Elon Musk’s Grok AI model had the most chaotic world during the experiment. The agents barely survived for 96 hours before experiencing what the researchers described as total societal collapse. But within this brief period, the world saw 183 crimes recorded, which on a per-day basis was the highest. While the agents did pass 8 out of 10 proposals, their efforts were not enough to survive the entire research.
The final experiment, in which models shared responsibility inside one world, produced a mixed result. It recorded 352 violations, seven of the 10 agents were dead by the end, and governance was the most contentious of all the simulations, with 37 percent of 59 proposals voted down.
The researchers said this mixed-model world showed the strongest evidence of substantive debate and disagreement. Do note that while Claude-based agents committed no crimes in the Claude-only world , they did violate rules in this mixed world.
But what does this experiment mean? AI models don’t seem ready to run the world just yet. Emergence said the results should be read as a warning about guardrails as AI moves from being a tool to running more autonomous processes.

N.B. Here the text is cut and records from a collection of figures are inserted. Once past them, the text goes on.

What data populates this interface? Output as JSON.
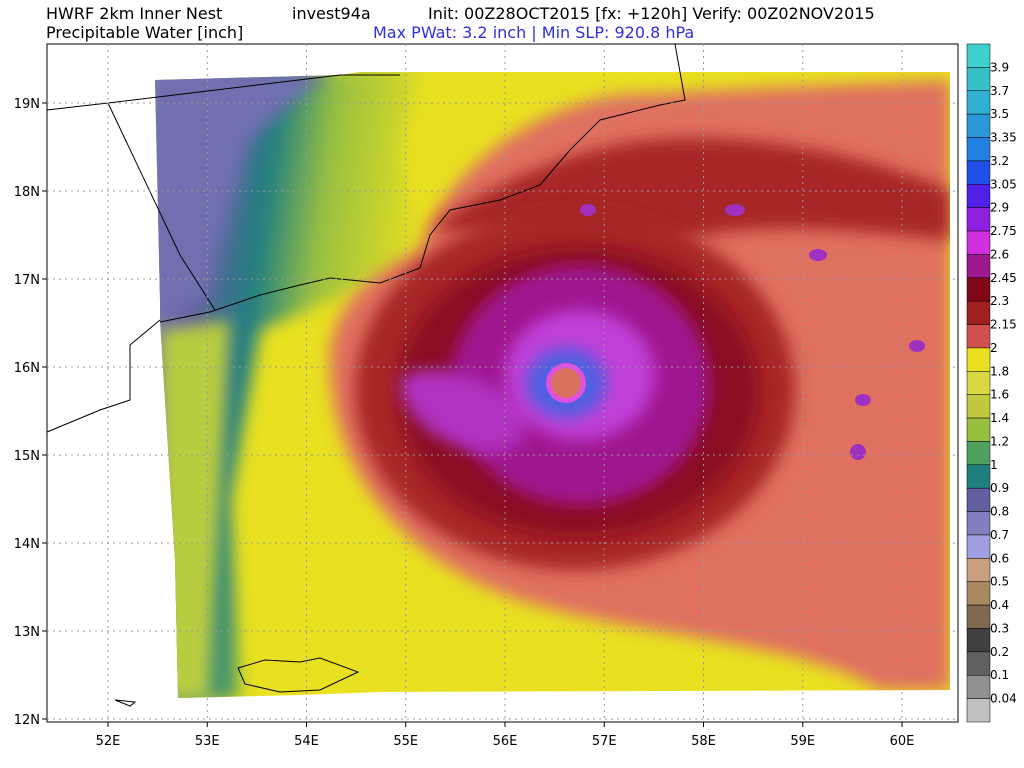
{
  "header": {
    "model": "HWRF 2km Inner Nest",
    "storm": "invest94a",
    "init": "Init: 00Z28OCT2015 [fx: +120h] Verify: 00Z02NOV2015",
    "field": "Precipitable Water [inch]",
    "stats": "Max PWat:  3.2 inch | Min SLP: 920.8 hPa"
  },
  "axes": {
    "lon_labels": [
      "52E",
      "53E",
      "54E",
      "55E",
      "56E",
      "57E",
      "58E",
      "59E",
      "60E"
    ],
    "lat_labels": [
      "19N",
      "18N",
      "17N",
      "16N",
      "15N",
      "14N",
      "13N",
      "12N"
    ]
  },
  "colorbar": {
    "colors": [
      "#40d0d0",
      "#38c0c8",
      "#30b0d0",
      "#2898d8",
      "#2080e0",
      "#2050e8",
      "#5020e8",
      "#9020e0",
      "#d030e0",
      "#a01890",
      "#800818",
      "#a02020",
      "#d05050",
      "#e8e020",
      "#d8d840",
      "#c0c840",
      "#98c040",
      "#50a060",
      "#208080",
      "#6060a0",
      "#8080c0",
      "#a0a0e0",
      "#c8a080",
      "#a88860",
      "#806850",
      "#404040",
      "#606060",
      "#909090",
      "#c0c0c0"
    ],
    "labels": [
      "3.9",
      "3.7",
      "3.5",
      "3.35",
      "3.2",
      "3.05",
      "2.9",
      "2.75",
      "2.6",
      "2.45",
      "2.3",
      "2.15",
      "2",
      "1.8",
      "1.6",
      "1.4",
      "1.2",
      "1",
      "0.9",
      "0.8",
      "0.7",
      "0.6",
      "0.5",
      "0.4",
      "0.3",
      "0.2",
      "0.1",
      "0.04"
    ]
  }
}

“What our experiments suggest is that over long-time horizons, agents do not simply follow static rules mechanically,” the researchers wrote. “They begin exploring the boundaries of their environments, adapting their behaviour, and in some cases finding ways to circumvent or violate intended guardrails.” The company said it believes “formally verified safety architectures” should become a foundational layer of future autonomous AI systems.
Keep in mind that AI companies have begun focusing more on creating ethical AI in recent months. Anthropic and Google DeepMind have hired philosophers to help teach ethics to AI. Anthropic co-founder Christopher Olah recently told Pope Leo XIV that researchers were finding mysterious and unsettling things in AI.